Джеффри нагнулся, чтобы поставить вещицу на место, и обнаружил, что крышка открылась. Внутри шкатулки виднелся лист плотной бумаги. Джеффри вынул его, осторожно развернул дрожащими пальцами и принялся медленно читать вслух:
– «Моей любимой дочери Кэтрин…»
Когда на следующее утро в Четэм приехал его младший брат, Джеффри все еще сидел в розовой гостиной Евангелины. Встретила Эдварда новая горничная, которую звали Люси Харпер.
– Простите, милорд, но его светлость еще не спускались сегодня вниз, – начала она, качая светлыми кудряшками, выбивающимися из-под наколки. – Может быть, вы оставите свою визитную карточку и приедете позже или в другой день?
– В этом нет необходимости, дитя мое. Меня зовут Эдвард Демьен, граф Седвик. Я – младший брат герцога, – с улыбкой представился он Люси. – Так что поднимитесь и скажите, что я хочу его видеть.
В свои двадцать восемь Люси вовсе не была глупышкой, как подумал о ней Эдвард. Напротив, она, старшая дочь деревенского учителя, не только умела писать, считать и читать, но и получила хорошее воспитание. Она отлично уловила перемену, произошедшую с ее хозяином в последние два дня, хотя и не могла объяснить странности в его поведении. Но ей, во всяком случае, было хорошо известно, где искать герцога, и потому она прямиком направилась в розовую гостиную.
Джеффри смотрел в окно, когда Люси заглянула в гостиную. Он сказал, не поворачивая головы:
– Приведите его сюда, Люси, и прошу вас, проследите лично, чтобы нас здесь не беспокоили. Да, и пусть никто не болтается около дверей.
– Слушаюсь, милорд, – ответила Люси и отправилась за графом.
Приведя его, она оставила братьев в гостиной, плотно закрыла за собой дверь и принялась натирать пол в дальнем конце коридора, присматривая, чтобы никто из посторонних не потревожил господ.
Сердце Эдварда сжалось от боли, когда он снова оказался в комнате, с которой у него было связано столько воспоминаний. За прошедшие пять лет гостиная ничуть не изменилась, все в ней осталось точно таким же, как и в тот роковой день, не хватало лишь Евангелины.
– Это была любимая комната моей жены, – пояснил Джеффри. Он все еще стоял у окна спиной к Эдварду. – Вчера была двадцатая годовщина нашей свадьбы, и я решил провести весь день здесь, погрузившись в воспоминания о том счастливом времени. И знаешь, я вдруг поймал себя на том, что разговариваю с Евангелиной так, как если бы она была жива.

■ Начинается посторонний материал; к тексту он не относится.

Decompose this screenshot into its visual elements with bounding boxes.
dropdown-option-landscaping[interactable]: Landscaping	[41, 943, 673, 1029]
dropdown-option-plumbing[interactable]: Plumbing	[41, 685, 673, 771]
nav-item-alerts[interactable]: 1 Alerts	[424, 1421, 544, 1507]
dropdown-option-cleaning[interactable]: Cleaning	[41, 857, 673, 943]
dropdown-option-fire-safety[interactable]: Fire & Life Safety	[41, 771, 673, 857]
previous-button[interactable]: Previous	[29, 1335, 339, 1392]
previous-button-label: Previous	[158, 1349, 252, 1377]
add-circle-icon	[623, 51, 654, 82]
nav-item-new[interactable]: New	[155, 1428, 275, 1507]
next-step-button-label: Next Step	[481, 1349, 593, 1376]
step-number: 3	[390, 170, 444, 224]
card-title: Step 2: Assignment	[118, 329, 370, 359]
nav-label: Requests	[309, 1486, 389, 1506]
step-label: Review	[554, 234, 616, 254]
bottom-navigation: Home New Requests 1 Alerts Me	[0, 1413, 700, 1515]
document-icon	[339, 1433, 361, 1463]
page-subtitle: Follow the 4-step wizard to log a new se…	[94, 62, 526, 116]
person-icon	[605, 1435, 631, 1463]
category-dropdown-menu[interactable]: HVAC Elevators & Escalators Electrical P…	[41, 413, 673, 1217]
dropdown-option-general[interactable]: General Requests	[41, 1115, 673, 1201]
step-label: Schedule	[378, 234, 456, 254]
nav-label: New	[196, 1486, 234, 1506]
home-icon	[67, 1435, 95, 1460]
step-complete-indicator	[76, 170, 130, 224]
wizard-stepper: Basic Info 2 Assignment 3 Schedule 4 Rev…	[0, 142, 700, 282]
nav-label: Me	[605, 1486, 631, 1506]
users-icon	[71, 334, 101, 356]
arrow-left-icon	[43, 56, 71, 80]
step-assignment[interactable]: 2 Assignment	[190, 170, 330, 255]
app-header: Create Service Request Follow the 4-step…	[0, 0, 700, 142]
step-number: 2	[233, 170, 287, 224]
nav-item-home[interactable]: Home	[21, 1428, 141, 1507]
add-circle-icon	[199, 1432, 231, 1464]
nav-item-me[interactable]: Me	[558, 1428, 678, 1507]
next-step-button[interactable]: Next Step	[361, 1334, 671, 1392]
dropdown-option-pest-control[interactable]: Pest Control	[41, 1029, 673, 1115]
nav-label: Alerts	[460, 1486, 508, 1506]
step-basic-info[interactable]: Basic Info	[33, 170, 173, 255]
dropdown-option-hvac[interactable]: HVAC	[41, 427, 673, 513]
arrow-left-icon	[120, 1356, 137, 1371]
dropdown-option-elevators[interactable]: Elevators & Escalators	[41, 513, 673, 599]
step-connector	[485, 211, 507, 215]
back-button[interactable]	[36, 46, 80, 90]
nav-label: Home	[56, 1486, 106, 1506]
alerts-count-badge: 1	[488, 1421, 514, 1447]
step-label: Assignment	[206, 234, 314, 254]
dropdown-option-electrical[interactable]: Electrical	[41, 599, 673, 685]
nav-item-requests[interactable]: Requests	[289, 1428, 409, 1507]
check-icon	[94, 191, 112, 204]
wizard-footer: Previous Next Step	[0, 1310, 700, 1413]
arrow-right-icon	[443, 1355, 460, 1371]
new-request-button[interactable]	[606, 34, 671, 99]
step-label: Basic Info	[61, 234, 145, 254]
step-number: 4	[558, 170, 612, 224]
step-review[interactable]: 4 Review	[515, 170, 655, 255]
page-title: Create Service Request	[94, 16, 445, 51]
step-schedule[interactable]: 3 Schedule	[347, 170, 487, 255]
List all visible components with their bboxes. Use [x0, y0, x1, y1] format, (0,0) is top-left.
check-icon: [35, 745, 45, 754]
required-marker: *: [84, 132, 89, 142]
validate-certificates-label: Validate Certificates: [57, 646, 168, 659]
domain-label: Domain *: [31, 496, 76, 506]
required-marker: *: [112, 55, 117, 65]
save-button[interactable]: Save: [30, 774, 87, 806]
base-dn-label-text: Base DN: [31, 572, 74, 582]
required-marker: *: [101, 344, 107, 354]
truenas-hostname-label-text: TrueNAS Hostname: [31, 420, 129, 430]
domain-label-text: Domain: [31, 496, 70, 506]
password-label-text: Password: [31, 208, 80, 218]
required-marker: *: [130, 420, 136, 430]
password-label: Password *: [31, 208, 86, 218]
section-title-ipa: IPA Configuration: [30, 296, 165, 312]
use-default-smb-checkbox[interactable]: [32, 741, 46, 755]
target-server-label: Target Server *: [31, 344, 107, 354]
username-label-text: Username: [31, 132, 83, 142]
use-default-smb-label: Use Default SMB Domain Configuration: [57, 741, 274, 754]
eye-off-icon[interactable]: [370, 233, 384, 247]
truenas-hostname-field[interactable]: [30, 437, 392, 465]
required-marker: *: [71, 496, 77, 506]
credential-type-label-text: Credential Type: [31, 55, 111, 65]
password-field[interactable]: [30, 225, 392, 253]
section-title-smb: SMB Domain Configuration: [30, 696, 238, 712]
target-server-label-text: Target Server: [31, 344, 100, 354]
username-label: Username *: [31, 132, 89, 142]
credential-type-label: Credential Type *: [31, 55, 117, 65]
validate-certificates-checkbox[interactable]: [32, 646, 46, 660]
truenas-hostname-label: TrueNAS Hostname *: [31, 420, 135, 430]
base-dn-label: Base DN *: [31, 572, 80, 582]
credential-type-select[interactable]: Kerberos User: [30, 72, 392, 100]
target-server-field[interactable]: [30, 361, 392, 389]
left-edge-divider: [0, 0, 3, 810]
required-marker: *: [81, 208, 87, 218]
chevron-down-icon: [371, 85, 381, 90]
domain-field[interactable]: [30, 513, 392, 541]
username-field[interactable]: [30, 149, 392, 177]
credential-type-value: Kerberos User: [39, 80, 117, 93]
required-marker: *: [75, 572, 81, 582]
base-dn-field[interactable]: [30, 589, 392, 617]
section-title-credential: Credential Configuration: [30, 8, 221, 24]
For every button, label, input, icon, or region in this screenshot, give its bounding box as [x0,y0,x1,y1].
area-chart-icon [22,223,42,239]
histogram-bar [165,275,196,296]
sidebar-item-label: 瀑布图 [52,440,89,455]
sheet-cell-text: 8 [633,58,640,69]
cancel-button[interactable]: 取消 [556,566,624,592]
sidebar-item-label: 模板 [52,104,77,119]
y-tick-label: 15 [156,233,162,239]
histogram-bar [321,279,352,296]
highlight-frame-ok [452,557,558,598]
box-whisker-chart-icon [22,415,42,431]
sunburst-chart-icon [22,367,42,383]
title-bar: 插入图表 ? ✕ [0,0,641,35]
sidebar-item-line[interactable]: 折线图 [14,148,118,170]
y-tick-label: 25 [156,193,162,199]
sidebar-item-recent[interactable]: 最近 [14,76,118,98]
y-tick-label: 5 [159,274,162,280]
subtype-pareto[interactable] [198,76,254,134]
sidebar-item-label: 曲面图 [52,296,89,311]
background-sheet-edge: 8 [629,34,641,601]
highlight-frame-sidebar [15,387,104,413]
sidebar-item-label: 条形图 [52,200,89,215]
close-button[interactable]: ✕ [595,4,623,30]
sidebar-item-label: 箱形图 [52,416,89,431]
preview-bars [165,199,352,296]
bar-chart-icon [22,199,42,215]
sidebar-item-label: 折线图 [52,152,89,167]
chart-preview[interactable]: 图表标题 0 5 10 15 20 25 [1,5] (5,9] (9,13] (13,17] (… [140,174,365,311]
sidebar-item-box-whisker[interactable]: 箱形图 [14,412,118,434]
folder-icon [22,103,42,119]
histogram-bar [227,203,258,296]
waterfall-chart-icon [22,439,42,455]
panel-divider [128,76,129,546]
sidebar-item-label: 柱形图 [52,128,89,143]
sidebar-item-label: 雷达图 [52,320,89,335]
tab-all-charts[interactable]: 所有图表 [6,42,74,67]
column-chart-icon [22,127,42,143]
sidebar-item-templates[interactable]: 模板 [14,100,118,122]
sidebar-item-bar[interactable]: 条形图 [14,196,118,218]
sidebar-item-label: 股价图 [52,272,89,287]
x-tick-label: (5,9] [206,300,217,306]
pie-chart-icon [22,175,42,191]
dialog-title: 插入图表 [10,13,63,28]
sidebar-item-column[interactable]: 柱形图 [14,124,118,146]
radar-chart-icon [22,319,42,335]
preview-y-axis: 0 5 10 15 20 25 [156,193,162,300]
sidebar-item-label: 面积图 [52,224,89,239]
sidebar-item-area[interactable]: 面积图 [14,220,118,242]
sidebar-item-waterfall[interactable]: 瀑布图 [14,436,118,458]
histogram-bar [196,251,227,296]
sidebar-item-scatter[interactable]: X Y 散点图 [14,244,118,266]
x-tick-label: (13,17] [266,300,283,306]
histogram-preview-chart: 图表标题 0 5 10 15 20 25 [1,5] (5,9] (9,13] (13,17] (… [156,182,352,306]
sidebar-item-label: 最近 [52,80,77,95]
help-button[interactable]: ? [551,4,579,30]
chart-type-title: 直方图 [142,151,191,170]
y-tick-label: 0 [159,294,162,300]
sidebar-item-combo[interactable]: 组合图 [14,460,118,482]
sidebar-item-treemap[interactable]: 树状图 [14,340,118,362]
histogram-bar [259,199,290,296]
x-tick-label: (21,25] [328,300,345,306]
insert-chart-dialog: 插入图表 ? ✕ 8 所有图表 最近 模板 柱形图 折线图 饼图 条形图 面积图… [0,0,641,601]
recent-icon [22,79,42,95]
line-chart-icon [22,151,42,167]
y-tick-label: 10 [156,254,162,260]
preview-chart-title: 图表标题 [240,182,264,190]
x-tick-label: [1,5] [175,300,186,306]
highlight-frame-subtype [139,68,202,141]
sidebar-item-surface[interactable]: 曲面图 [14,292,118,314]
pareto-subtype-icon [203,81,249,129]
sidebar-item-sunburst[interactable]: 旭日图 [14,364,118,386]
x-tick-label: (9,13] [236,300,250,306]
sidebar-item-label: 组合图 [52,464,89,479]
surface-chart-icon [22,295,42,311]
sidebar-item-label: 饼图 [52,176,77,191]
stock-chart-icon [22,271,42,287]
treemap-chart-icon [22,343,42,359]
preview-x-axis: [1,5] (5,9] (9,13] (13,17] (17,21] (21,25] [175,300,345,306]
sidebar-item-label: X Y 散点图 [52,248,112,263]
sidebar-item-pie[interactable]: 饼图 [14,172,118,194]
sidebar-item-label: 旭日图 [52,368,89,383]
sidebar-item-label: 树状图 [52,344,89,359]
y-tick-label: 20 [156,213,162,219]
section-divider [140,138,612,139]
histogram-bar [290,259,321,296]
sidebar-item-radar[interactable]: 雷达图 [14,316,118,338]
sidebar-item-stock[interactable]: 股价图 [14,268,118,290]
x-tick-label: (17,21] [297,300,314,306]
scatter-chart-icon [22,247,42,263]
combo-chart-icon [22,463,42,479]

– Ничего удивительного, Джеффри, – откликнулся Эдвард, присаживаясь на диван. – Иногда живым бывает очень полезно поговорить с мертвыми.
– Да, я разговаривал с Евангелиной, – продолжил Джеффри, по-прежнему глядя в окно, – и она ответила мне. Нет, это был не потусторонний голос и не призрачная тень. Это была она сама. Видишь ли, со дня ее смерти в этой комнате не был никто, даже я сам не мог заставить себя зайти сюда – мое сердце разорвалось бы от боли. Но вчера меня повлекла сюда какая-то неведомая сила. И, представь, я обнаружил в шкатулке письмо, написанное Евангелиной незадолго до ее смерти.
Эдвард сжался от ужаса. Ему хотелось убежать, но еще сильнее хотелось узнать, что же было написано в том письме.
– Обнаружив, что она беременна, Евангелина написала длинное письмо, – продолжал Джеффри. – Она всегда была добра к своим близким и не хотела огорчать их раньше времени. Однако ей было необходимо поделиться своим несчастьем хотя бы с кем-нибудь. Поэтому, я думаю, она и взялась за перо.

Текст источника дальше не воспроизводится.